Look into an interfaith calendar and be sure to note all holidays throughout the year, not just holidays at the end of the year. You can send employees a voluntary anonymous survey asking which holidays they prefer to celebrate. Ask your employees which holidays are important to them and try to recognize them throughout the year as well as during your holiday party planning time. According to Gallup, 21% of employees report no religious identity or faith traditions. A suggestion for an inclusive celebration for all religious or non-religious employees would be to celebrate human rights mile stones or environmental milestones throughout the year as well. You can even consider throwing your appreciation celebration in January.
2: Make Parties Voluntary.
Let your employees know that it is okay to opt-out of any holiday events. Let employees who want to attend a celebration know, this is a good time to build engagement and get to know one another outside of the typical office setting. Steer clear of making a party mandatory as it might send the wrong message and make some employees uncomfortable. Plan parties around an “end of year” theme or the New Year holiday; this will include everyone in congratulating them on a year of hard work and best wishes for the year ahead.

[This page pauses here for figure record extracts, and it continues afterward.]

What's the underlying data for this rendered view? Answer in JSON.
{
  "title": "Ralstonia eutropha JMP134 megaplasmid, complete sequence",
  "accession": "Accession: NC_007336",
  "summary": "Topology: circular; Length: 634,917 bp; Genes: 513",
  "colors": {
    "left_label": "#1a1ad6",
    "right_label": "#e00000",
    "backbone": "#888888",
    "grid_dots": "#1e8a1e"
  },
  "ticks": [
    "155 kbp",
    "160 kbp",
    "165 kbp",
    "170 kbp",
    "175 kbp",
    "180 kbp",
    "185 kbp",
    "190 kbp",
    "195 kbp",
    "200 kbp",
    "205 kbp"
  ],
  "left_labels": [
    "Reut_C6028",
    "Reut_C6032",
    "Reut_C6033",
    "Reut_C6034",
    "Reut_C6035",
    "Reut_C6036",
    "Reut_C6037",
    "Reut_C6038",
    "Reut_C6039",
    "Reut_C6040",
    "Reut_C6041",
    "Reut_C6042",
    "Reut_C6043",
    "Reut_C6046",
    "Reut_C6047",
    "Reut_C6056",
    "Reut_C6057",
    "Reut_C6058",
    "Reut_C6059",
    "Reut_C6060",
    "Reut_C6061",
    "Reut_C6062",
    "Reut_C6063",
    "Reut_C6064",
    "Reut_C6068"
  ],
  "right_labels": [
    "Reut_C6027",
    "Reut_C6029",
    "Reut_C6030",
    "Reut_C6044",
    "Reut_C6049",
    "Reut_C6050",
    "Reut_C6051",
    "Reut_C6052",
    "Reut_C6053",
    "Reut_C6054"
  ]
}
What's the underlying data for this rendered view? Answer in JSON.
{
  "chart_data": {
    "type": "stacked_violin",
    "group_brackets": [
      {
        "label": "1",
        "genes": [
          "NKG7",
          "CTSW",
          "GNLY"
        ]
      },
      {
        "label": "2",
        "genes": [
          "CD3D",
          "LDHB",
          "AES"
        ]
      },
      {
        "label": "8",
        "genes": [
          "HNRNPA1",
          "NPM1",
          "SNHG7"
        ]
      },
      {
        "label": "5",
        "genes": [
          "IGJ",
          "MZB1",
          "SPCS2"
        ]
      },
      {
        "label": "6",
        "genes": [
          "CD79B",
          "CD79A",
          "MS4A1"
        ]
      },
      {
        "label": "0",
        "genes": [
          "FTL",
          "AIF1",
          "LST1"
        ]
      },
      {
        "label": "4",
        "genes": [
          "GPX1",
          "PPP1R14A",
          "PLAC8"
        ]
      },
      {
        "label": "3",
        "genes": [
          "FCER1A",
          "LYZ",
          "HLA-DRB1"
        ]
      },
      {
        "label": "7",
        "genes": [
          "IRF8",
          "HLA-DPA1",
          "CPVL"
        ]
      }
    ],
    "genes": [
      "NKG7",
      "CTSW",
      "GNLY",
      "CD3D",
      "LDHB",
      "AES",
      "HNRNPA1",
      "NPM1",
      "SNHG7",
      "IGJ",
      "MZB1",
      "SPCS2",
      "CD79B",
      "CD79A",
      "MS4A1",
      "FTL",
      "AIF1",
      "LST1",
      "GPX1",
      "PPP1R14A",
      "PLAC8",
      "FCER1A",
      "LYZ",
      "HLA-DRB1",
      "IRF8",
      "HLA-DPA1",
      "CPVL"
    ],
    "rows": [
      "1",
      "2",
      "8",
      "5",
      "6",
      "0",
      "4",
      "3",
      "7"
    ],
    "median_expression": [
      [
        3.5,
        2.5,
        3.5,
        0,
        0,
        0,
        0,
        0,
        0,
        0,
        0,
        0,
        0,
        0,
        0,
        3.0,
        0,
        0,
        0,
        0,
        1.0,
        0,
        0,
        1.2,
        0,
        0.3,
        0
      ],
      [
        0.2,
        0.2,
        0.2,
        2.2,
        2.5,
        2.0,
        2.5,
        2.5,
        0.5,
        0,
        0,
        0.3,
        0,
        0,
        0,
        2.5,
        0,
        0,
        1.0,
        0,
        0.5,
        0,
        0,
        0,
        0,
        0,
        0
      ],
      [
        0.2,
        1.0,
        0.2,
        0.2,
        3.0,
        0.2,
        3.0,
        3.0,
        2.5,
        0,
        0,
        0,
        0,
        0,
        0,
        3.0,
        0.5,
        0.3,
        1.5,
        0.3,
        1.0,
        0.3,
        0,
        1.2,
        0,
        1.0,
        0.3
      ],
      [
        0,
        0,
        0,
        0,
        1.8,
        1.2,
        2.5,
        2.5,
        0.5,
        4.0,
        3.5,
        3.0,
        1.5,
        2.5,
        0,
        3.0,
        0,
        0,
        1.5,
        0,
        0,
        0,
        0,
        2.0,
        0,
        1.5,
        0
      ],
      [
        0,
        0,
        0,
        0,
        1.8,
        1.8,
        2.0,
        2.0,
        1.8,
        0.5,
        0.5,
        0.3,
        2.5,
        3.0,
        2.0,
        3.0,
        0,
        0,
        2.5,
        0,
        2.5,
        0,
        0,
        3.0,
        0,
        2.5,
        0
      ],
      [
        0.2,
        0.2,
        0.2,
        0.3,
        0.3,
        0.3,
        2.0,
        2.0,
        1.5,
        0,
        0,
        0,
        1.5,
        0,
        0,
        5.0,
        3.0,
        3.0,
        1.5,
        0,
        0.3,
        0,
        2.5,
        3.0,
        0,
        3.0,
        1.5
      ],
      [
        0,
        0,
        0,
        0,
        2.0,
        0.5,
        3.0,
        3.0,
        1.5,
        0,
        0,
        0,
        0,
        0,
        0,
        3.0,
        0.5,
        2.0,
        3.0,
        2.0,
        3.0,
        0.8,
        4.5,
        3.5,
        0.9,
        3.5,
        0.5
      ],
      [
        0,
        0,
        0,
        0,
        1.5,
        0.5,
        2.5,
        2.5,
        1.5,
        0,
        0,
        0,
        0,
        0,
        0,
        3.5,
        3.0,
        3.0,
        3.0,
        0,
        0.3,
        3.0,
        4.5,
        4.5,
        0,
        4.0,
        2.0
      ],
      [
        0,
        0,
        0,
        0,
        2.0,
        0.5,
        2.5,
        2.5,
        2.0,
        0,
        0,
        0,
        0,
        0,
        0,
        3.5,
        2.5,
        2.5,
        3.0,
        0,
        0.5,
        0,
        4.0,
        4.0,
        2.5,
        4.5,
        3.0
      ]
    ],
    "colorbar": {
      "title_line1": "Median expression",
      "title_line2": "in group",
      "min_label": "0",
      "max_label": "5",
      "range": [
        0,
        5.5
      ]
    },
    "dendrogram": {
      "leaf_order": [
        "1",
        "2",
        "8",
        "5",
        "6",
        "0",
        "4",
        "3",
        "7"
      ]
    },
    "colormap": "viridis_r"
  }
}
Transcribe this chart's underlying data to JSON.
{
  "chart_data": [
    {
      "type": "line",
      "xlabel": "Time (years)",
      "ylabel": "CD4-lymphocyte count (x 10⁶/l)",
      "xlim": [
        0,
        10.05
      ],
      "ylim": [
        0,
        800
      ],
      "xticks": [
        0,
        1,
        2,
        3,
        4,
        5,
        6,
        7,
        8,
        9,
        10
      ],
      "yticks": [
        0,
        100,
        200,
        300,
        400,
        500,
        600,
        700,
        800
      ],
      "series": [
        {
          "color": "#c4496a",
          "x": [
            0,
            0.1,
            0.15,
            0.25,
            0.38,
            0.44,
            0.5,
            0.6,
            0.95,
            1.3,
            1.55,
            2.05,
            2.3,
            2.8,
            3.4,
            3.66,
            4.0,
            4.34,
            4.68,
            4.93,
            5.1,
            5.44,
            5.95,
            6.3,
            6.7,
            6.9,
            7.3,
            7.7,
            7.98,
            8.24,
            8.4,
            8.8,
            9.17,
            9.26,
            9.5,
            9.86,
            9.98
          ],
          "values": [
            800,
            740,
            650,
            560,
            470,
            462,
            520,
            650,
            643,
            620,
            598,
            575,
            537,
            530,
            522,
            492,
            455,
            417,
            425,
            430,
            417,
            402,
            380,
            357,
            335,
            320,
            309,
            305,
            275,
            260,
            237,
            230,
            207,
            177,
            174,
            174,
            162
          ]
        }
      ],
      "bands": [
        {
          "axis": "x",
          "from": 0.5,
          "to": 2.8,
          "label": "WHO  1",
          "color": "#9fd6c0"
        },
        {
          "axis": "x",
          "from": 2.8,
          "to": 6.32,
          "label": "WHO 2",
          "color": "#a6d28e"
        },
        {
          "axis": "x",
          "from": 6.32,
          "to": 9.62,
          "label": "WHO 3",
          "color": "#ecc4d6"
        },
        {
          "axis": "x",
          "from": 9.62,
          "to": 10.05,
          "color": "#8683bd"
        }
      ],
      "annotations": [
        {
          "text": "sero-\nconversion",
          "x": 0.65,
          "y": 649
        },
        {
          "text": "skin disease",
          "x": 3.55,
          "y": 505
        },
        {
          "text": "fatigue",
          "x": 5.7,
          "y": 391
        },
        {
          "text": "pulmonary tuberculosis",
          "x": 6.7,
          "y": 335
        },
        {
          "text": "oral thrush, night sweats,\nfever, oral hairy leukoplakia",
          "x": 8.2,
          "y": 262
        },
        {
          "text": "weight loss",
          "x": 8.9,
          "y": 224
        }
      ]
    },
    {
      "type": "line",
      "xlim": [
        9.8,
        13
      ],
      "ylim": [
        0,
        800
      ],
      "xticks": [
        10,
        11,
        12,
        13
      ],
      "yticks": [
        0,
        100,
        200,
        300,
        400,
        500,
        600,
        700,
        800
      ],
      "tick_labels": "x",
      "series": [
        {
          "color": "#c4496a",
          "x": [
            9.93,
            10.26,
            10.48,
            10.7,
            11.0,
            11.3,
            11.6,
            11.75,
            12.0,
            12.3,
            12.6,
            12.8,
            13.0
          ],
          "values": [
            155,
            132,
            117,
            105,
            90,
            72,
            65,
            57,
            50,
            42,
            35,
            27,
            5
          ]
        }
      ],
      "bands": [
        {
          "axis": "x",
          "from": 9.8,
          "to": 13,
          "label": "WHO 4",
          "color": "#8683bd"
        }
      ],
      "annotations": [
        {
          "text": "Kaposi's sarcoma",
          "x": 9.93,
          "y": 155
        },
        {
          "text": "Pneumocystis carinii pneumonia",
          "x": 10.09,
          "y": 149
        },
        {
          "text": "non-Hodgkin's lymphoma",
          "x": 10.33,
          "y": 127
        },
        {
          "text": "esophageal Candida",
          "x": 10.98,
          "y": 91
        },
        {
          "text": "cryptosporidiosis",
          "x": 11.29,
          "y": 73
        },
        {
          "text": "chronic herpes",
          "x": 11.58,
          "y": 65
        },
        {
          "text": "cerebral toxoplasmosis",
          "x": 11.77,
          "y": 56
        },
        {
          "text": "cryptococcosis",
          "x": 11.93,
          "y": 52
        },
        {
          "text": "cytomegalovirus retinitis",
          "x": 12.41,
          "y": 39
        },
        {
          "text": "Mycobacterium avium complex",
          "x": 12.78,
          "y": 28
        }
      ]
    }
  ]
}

3: Choose your decorations wisely.
If you decide to put up decorations during this festive time of the year and or have decor at an end of year party be considerate of all individuals. Remember that certain colors are associated with certain holidays, such as red and green typically remind people of Christmas. Consider laying out educational cards that explain various religious traditions. Decorate with more of a winter theme such as snowflakes, balloons and neutral colors. Encourage employees to decorate their own personal workspace however they wish, so long as it adheres to employee handbook policies. A considerate “Winter season” or “New Year” theme is always acceptable for common areas and shared workspaces.
4: Provide Options.
Consider all employees when deciding on what food to serve. It is popular to serve ham during a Christmas feast, however some people do not eat ham, or meat in general. Provide plenty of options and consider placing food items on various tables during the holiday party. You can even consider hosting a two-part party. Be sure to clearly state the schedule of events in the invitation. The first part can be the special thanks and or announcements over dinner, followed by part two where music or dancing is part of the celebration. This way employees have options and can choose to participate in what is most comfortable for them.
End of year holiday celebrations are definitely a fun way to thank your employees for a year of hard work. Just be sure to be mindful of all faith traditions during this festive time. Your celebration should be a unifying activity for you and all of your employees. Following these tips can help you throw a seamless and fun celebration inclusive for all faiths, traditions, and beliefs. We wish you happy party planning!